Bolinhas de gude amontoadas se dividem em três triângulos, desenhados em um campo de terra. O jogo, que parece ser organizado por faixa etária, é a principal diversão das crianças e adolescentes da comunidade Olaria, na região do Campo Limpo, na zona sul de São Paulo. Às vezes, uma das bolinhas acaba caindo dentro do córrego Pirajussara, que atravessa toda a extensão do terreno, o que gera correria para que ela não seja perdida.
O "campinho", como é chamado o lugar da brincadeira, é o maior espaço aberto da comunidade e é, atualmente, o único disponível para o lazer. Mas nem todos os pais defendem a opção. "Eu não deixo meu filho brincar com isso. Dá muita briga e, sempre que as bolas caem no rio, eles pulam para pegar. É o tempo de pegar uma doença", diz a dona de casa Luciene Aparecida Rosa.
Alguns metros para cima, em meio às casas de madeira, uma construção mais propícia para brincadeiras permanece vazia e acumula poças de água. É uma pequena quadra, feita de concreto, com duas traves e sem grades de segurança.
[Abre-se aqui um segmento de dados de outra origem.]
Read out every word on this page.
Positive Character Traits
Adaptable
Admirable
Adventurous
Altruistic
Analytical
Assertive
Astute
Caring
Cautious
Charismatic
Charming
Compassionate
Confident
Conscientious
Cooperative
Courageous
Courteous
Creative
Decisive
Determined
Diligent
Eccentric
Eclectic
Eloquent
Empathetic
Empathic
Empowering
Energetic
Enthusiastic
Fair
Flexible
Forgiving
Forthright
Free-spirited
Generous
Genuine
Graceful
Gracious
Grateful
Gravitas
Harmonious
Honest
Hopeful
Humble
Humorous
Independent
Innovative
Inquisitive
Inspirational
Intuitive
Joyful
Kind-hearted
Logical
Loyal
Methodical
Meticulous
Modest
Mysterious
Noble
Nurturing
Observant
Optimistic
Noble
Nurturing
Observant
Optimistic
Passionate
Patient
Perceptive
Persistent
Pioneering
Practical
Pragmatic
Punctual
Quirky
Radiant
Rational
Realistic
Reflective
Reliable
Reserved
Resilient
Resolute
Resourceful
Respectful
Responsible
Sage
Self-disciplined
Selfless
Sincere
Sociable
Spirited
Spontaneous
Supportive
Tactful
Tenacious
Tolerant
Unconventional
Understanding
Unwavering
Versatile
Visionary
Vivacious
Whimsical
"A quadra foi construída depois de um incêndio, em 2011. A prefeitura quis ocupar aquela parte para ninguém construir outras casas, porque está perto da rede elétrica. Mas acabou cercada de barracos e nunca teve manutenção", diz Regina Ribeiro, líder comunitária em Olaria.
Cansados de esperar por melhorias, os moradores decidiram reformar a quadra, com o apoio de uma ONG. Para arrecadar os R$ 8.000, definidos como valor necessário, eles se dividiram em atividades como bazar, venda de cachorro-quente e outras mercadorias arrecadadas por meio de doações.
O filho de Luciene, Lucas, 7, é um dos mais animados com a reforma da quadra. Frequentador assíduo de ações sociais de ONGs que atendem a comunidade, ele se diz orgulhoso de fazer parte da organização do projeto. "Se você quiser ajudar, eu sei o que cada um está vendendo e que dia você pode comprar."
Rodeada por condomínios luxuosos, a própria comunidade tem características de desigualdade. Parte do terreno, ocupada há mais tempo, tem casas de alvenaria com ligações de eletricidade regular, enquanto o outro lado, constituído em sua maioria por casas de madeira, não tem ligações autorizadas de água ou luz.
A comunidade Olaria iniciou com uma ocupação no começo da década de 1980. O terreno é particular e pertence a uma companhia de energia elétrica, que já entrou com o processo de reintegração. A prefeitura estima que 264 famílias ocupem a área, considerada de alto risco. As moradias foram construídas embaixo de linhas de alta tensão da AES Eletropaulo e acima de dutos de óleo da Petrobras.
Informados sobre a impossibilidade de continuar no terreno, os moradores aguardam por um projeto de moradia popular, relacionado ao plano de urbanização de favelas Programa Renova SP. A favela faz parte das intervenções do Perímetro de Ação Integrada Pirajussara 7, que envolvem comunidades no entorno do córrego.
"Nós estamos aguardando que a prefeitura construa moradias populares para que todos possam se mudar. Mas o projeto está atrasado porque o terreno que eles tinham está contaminado e eles ainda não têm nenhum outro em vista para isso", diz Regina Ribeiro.